By 2060, or likely well before, if solar continues down its historical learning curve, solar should be absurdly cheap, so cheap that resistive heat will be cheaper than burning any fossil fuel. We might even see artificial geothermal, where excess power is just dumped into heating rocks and water underground.
Yes PV cells will also get more efficient, but the problem of building all the factories to produce them and installing the low energy density solar farms, then storing the energy for daily and seasonal cycles and transmitting it to the population centers is a hugely wasteful process. Who is to say it is more practical than fusion. Spending a few billion to explore more economical ways to generate energy using one of the few methods that nature permits us seems like a drop in the bucket. If some optimists want to try it, good for them.

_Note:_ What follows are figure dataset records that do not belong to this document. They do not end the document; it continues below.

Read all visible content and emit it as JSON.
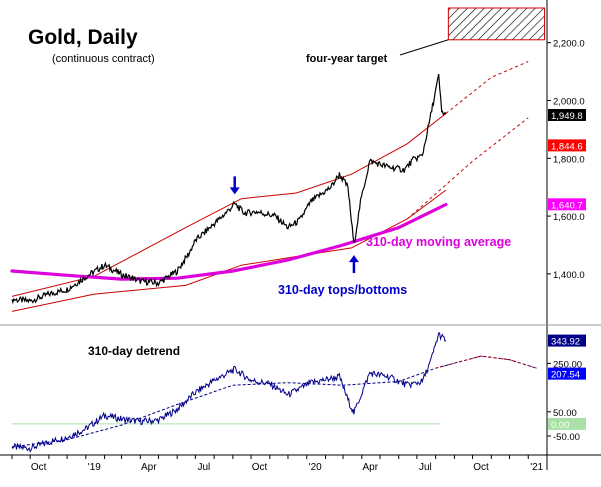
{
  "chart_data": [
    {
      "type": "line",
      "title": "Gold, Daily",
      "subtitle": "(continuous contract)",
      "y_axis": {
        "ticks": [
          1400,
          1600,
          1800,
          2000,
          2200
        ],
        "tick_labels": [
          "1,400.0",
          "1,600.0",
          "1,800.0",
          "2,000.0",
          "2,200.0"
        ],
        "ylim": [
          1230,
          2320
        ],
        "side": "right"
      },
      "x_axis": {
        "tick_labels": [
          "Oct",
          "'19",
          "Apr",
          "Jul",
          "Oct",
          "'20",
          "Apr",
          "Jul",
          "Oct",
          "'21"
        ],
        "x_range": [
          "2018-09-01",
          "2021-02-01"
        ]
      },
      "series": [
        {
          "role": "price",
          "color": "#000000",
          "points": [
            [
              "2018-09-01",
              1312
            ],
            [
              "2018-10-01",
              1306
            ],
            [
              "2018-11-01",
              1330
            ],
            [
              "2018-12-01",
              1346
            ],
            [
              "2019-01-01",
              1390
            ],
            [
              "2019-02-01",
              1430
            ],
            [
              "2019-03-01",
              1398
            ],
            [
              "2019-04-01",
              1375
            ],
            [
              "2019-05-01",
              1368
            ],
            [
              "2019-06-01",
              1410
            ],
            [
              "2019-06-20",
              1470
            ],
            [
              "2019-07-01",
              1515
            ],
            [
              "2019-07-25",
              1560
            ],
            [
              "2019-08-15",
              1600
            ],
            [
              "2019-09-04",
              1642
            ],
            [
              "2019-09-20",
              1610
            ],
            [
              "2019-10-10",
              1615
            ],
            [
              "2019-11-10",
              1600
            ],
            [
              "2019-12-01",
              1560
            ],
            [
              "2019-12-20",
              1585
            ],
            [
              "2020-01-08",
              1650
            ],
            [
              "2020-02-10",
              1700
            ],
            [
              "2020-02-24",
              1745
            ],
            [
              "2020-03-09",
              1700
            ],
            [
              "2020-03-19",
              1500
            ],
            [
              "2020-03-30",
              1650
            ],
            [
              "2020-04-14",
              1790
            ],
            [
              "2020-05-15",
              1770
            ],
            [
              "2020-06-10",
              1760
            ],
            [
              "2020-06-25",
              1795
            ],
            [
              "2020-07-10",
              1810
            ],
            [
              "2020-07-24",
              1950
            ],
            [
              "2020-08-06",
              2085
            ],
            [
              "2020-08-11",
              1960
            ],
            [
              "2020-08-18",
              1952
            ]
          ]
        }
      ],
      "moving_average": {
        "name": "310-day moving average",
        "color": "#dd00dd",
        "value_label": "1,640.7",
        "points": [
          [
            "2018-09-01",
            1410
          ],
          [
            "2018-12-01",
            1395
          ],
          [
            "2019-03-01",
            1382
          ],
          [
            "2019-06-01",
            1385
          ],
          [
            "2019-09-01",
            1410
          ],
          [
            "2019-12-01",
            1448
          ],
          [
            "2020-03-01",
            1500
          ],
          [
            "2020-06-01",
            1560
          ],
          [
            "2020-08-18",
            1640
          ]
        ]
      },
      "envelope": {
        "name": "310-day tops/bottoms",
        "color": "#cc0000",
        "upper": [
          [
            "2018-09-01",
            1322
          ],
          [
            "2019-01-15",
            1392
          ],
          [
            "2019-06-15",
            1560
          ],
          [
            "2019-09-15",
            1660
          ],
          [
            "2019-12-15",
            1680
          ],
          [
            "2020-03-15",
            1745
          ],
          [
            "2020-06-15",
            1850
          ],
          [
            "2020-08-18",
            1955
          ]
        ],
        "lower": [
          [
            "2018-09-01",
            1270
          ],
          [
            "2019-01-15",
            1330
          ],
          [
            "2019-06-15",
            1360
          ],
          [
            "2019-09-15",
            1430
          ],
          [
            "2019-12-15",
            1460
          ],
          [
            "2020-03-15",
            1490
          ],
          [
            "2020-06-15",
            1590
          ],
          [
            "2020-08-18",
            1690
          ]
        ],
        "upper_projection": [
          [
            "2020-08-18",
            1955
          ],
          [
            "2020-11-01",
            2080
          ],
          [
            "2021-01-01",
            2135
          ]
        ],
        "lower_projection": [
          [
            "2020-06-15",
            1590
          ],
          [
            "2020-10-01",
            1790
          ],
          [
            "2021-01-01",
            1940
          ]
        ]
      },
      "price_labels": [
        {
          "text": "1,949.8",
          "value": 1949.8,
          "bg": "#000000",
          "fg": "#ffffff"
        },
        {
          "text": "1,844.6",
          "value": 1844.6,
          "bg": "#ff0000",
          "fg": "#ffffff"
        },
        {
          "text": "1,640.7",
          "value": 1640.7,
          "bg": "#ff00ff",
          "fg": "#ffffff"
        }
      ],
      "target_zone": {
        "label": "four-year target",
        "x": [
          "2020-08-22",
          "2021-01-28"
        ],
        "y": [
          2210,
          2320
        ]
      },
      "annotations": [
        {
          "text": "310-day moving average",
          "color": "#dd00dd"
        },
        {
          "text": "310-day tops/bottoms",
          "color": "#0000cc"
        }
      ],
      "arrows": [
        {
          "direction": "down",
          "date": "2019-09-04",
          "color": "#0000cc"
        },
        {
          "direction": "up",
          "date": "2020-03-19",
          "color": "#0000cc"
        }
      ]
    },
    {
      "type": "line",
      "title": "310-day detrend",
      "y_axis": {
        "ticks": [
          -50,
          50,
          250
        ],
        "tick_labels": [
          "-50.00",
          "50.00",
          "250.00"
        ],
        "ylim": [
          -120,
          400
        ],
        "side": "right"
      },
      "series": [
        {
          "role": "detrend",
          "color": "#000088",
          "points": [
            [
              "2018-09-01",
              -95
            ],
            [
              "2018-10-01",
              -100
            ],
            [
              "2018-11-01",
              -75
            ],
            [
              "2018-12-01",
              -55
            ],
            [
              "2019-01-01",
              -20
            ],
            [
              "2019-02-01",
              35
            ],
            [
              "2019-03-01",
              20
            ],
            [
              "2019-04-01",
              10
            ],
            [
              "2019-05-01",
              15
            ],
            [
              "2019-06-01",
              60
            ],
            [
              "2019-07-01",
              130
            ],
            [
              "2019-08-01",
              180
            ],
            [
              "2019-09-04",
              225
            ],
            [
              "2019-10-01",
              180
            ],
            [
              "2019-11-01",
              165
            ],
            [
              "2019-12-01",
              120
            ],
            [
              "2020-01-08",
              170
            ],
            [
              "2020-02-24",
              195
            ],
            [
              "2020-03-09",
              100
            ],
            [
              "2020-03-19",
              45
            ],
            [
              "2020-03-30",
              115
            ],
            [
              "2020-04-14",
              210
            ],
            [
              "2020-05-15",
              195
            ],
            [
              "2020-06-15",
              160
            ],
            [
              "2020-07-10",
              175
            ],
            [
              "2020-07-24",
              260
            ],
            [
              "2020-08-06",
              370
            ],
            [
              "2020-08-18",
              344
            ]
          ]
        },
        {
          "role": "projection",
          "color": "#cc0000",
          "points": [
            [
              "2018-09-01",
              -95
            ],
            [
              "2018-12-01",
              -65
            ],
            [
              "2019-03-01",
              -5
            ],
            [
              "2019-06-01",
              80
            ],
            [
              "2019-09-01",
              160
            ],
            [
              "2019-12-01",
              170
            ],
            [
              "2020-03-01",
              160
            ],
            [
              "2020-06-01",
              175
            ],
            [
              "2020-08-01",
              230
            ],
            [
              "2020-10-15",
              280
            ],
            [
              "2020-12-01",
              265
            ],
            [
              "2021-01-15",
              230
            ]
          ]
        }
      ],
      "price_labels": [
        {
          "text": "343.92",
          "value": 343.92,
          "bg": "#000088",
          "fg": "#ffffff"
        },
        {
          "text": "207.54",
          "value": 207.54,
          "bg": "#0000ff",
          "fg": "#ffffff"
        },
        {
          "text": "0.00",
          "value": 0,
          "bg": "#a8e0a8",
          "fg": "#ffffff"
        }
      ]
    }
  ]
}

Edit: Most of the expanded PV factory production will be best utilized for industrial processes, further limiting the amount of PV available to replace baseload. https://kavli.berkeley.edu/kavli-ensi-retreat-solar-energy-f...
Applying your same argument, one could conclude nuclear has no chance, since there is limited capacity to make nuclear power plants, and those making them have been losing large amounts of money. And unlike solar, there are not good experience effects there.
Combustion turbines have also shown economic trouble lately. GE's troubles stem in part from betting on that just before demand started collapsing.
Who says solar will be more practical than fusion, you ask? Extrapolating historical learning curves, the levelized cost of solar will drop to $0.01/kWh or so by the time the world transitions to mostly solar, especially in the sunniest areas. This is vastly lower than the projected cost of energy from fusion. If you say fusion will show experience effects too, then I'll note that fusion is most like fission, and fission (as I mentioned above) has not shown such effects, probably due to the inherent complexity and long construction time scales.
An ultimate low cost for solar will excuse many sins of variability and seasonality, allowing wasteful overinstallation and inefficient long term storage.